Sunday, July 10, 2011

In case you don't understand the lingo, that's marijuana."

Continuing on with the theme of two sides to a coin.....

A colleague of David Culbert wrote this to him in July 1978, regarding an essay he wrote on the Adam's photo as well as a proposal for a grant he and Peter Rollins were submitting for the film they were working on.
You seem to be deliberately ignoring the ways in which government press releases, especially the releases from the  Saigon  government, but from  Washington as well, were propagandistic in their insistence upon the corner being imminently turned, the tunnel-end being imminently reached, the democracy of southeast Asia being imminently saved  (as though it had ever existed in the first place).
In short, the government was doing what you and Peter [Rollins]  seem to be doing: acting as though the military truth were the determining context, and, Dave, I swear that readers  and  viewers will remember that the context was one in which the traumatic divisions that tore the country apart was not one in which there was a division between those who thought we were winning and could win on the one hand and  those who thought we weren' t winning and couldn't win on the other, but between those who said that we could win and must and those who said that even if we could win we should not and that the military considerations were a complete obfuscation of the basic issues.  
What I like about this paragraph is the author's contention that the division in the country over the Vietnam war was between "those who said that we could win and must and those who said that even if we could win we should not."

What happens, as far as I can see, is that this Highlander - there can be only one - reality pits one against the other.  How do we handle a situation like that?  How about democratically, you know, put it to a vote?  We don't vote on war.  Our elected officials - who we did voted for - decide, and they decided that blood and treasure should be spent trying to meet our objectives in Vietnam. And, as was pointed out:
"[i]f we stick to it long enough - and this is not a short term proposition - [we were] confident that we shall have reasonable success in achieving our objectives."
See that word "reasonable" in that sentence?  Lets look at how that's defined:
"Having modest or moderate expectations; not making unfair demands"
In other words, based on what we set out to do, and what we knew about the enemy (see post), sticking with it should bring about the success of those objectives.

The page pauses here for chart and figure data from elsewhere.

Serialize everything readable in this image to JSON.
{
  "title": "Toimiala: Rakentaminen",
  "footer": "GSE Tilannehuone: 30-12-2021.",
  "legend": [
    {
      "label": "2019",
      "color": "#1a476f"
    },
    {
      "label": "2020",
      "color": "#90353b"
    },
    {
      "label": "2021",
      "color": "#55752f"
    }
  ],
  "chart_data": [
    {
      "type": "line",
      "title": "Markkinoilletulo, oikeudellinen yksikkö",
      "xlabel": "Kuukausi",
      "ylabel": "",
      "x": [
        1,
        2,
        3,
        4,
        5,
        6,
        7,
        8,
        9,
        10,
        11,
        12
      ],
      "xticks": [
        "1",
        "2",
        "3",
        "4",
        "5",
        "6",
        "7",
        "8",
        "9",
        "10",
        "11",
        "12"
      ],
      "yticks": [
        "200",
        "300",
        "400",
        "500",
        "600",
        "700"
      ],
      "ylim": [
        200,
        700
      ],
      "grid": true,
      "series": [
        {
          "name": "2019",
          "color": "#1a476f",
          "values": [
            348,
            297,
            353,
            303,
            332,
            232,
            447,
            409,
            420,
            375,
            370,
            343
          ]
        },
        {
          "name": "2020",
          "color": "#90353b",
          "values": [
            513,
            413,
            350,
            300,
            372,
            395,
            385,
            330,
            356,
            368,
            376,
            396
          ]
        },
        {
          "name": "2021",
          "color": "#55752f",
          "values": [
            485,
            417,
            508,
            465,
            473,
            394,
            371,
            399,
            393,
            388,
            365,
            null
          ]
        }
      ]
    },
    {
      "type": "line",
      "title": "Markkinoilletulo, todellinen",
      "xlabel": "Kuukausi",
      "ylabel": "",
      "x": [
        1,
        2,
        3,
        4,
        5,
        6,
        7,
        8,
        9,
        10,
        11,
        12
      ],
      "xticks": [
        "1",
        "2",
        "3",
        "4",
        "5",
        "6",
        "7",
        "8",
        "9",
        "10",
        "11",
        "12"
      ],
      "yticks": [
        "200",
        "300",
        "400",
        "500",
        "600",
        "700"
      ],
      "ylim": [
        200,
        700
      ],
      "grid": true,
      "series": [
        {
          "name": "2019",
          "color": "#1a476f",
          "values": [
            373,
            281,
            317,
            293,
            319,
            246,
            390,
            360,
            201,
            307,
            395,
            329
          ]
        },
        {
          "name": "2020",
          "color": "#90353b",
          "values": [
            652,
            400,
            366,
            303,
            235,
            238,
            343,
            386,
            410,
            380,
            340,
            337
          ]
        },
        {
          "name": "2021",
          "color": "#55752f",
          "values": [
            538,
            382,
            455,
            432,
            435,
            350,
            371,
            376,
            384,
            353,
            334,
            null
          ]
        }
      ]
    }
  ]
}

And then came Tet, the Eddie Adam's photo, and a reevaluation of the cost associated with achieving that reasonable success.  You know that saying "freedom isn't free?"  Well that's a tacit way of telling you it is going to cost blood and treasure.

Did "Uncle Walt" and the use of the Eddie Adam's change the hearts and minds of Americans to go against the war, or was it simply more a realization by more and more people that "even if we could win we should not?"

Here is what George Bailey told Rollins in an interview for the film (Lichty also talks about Walter Cronkite's impact) :

Rollins interview with Prof Lawrence Lichty and George Bailey
This assessment on the cost - and to whom it is applied to - had been going on way before Tet.  Case in point was a confrontation between the actress Eartha Kitt and Lady Bird Johnson (from: Lady Bird: A Biography of Mrs. Johnson By Jan Jarboe Russell):


Before Tet we weren't quite ready to hear about what the cost of the war was doing to those who were the "blood" part of the blood and treasure commitment to achieve our objectives, and Eartha Kitt paid the price - a la the Dixie Chicks - for being "ill-mannered negro."

I guess what I am struggling with in all of this is how should I feel about it now, compared with how I felt about it before I started doing my research on this?  It's not as easy as it should be because I am also troubled by my ignorance as a teenager heading into draft age who really was clueless about what it was all about.  That's where this is heading for me now.  I was, back in 1973, while the war was still going on, sixteen.  Had it continued I would have been that "blood" my fellow Americans were willing to spend to meet our objectives.

It hits close to home now, and that makes my objectivity towards the war, Tet, General Loan, and the absolutists tainted.

Should my near-miss play into how I see the war? Should it dictate how I feel about our effort, my government, my military, and General Loan?

It can't help but not affect my view of the war, which is exactly the same situation General Loan was put in on February 1st, 1968 when Nguyen Van Lem was brought to him with hands tied behind his back and wearing civilian clothes.

How one sees a situation is uniquely their own.  How dare we punish Eartha Kitt for voicing how she saw the conflict in Vietnam.  How dare we criticize Walter Cronkite and Robert Kennedy for speaking what they saw as the truth. How dare we degrade the men and woman who willingly and unwillingly offered their blood to give us "reasonable success in achieving our objectives."  And how dare we condemn General Loan for this one particular act - committed during a war, during an invasion - elevating ii up to a classification of "moral turpitude."

Condemnation is deserved for those who ignore the cost and reality that comes in to play when you go to war.

As Charles Heston said in Plant of the Apes: Damn them!  Damn them to hell!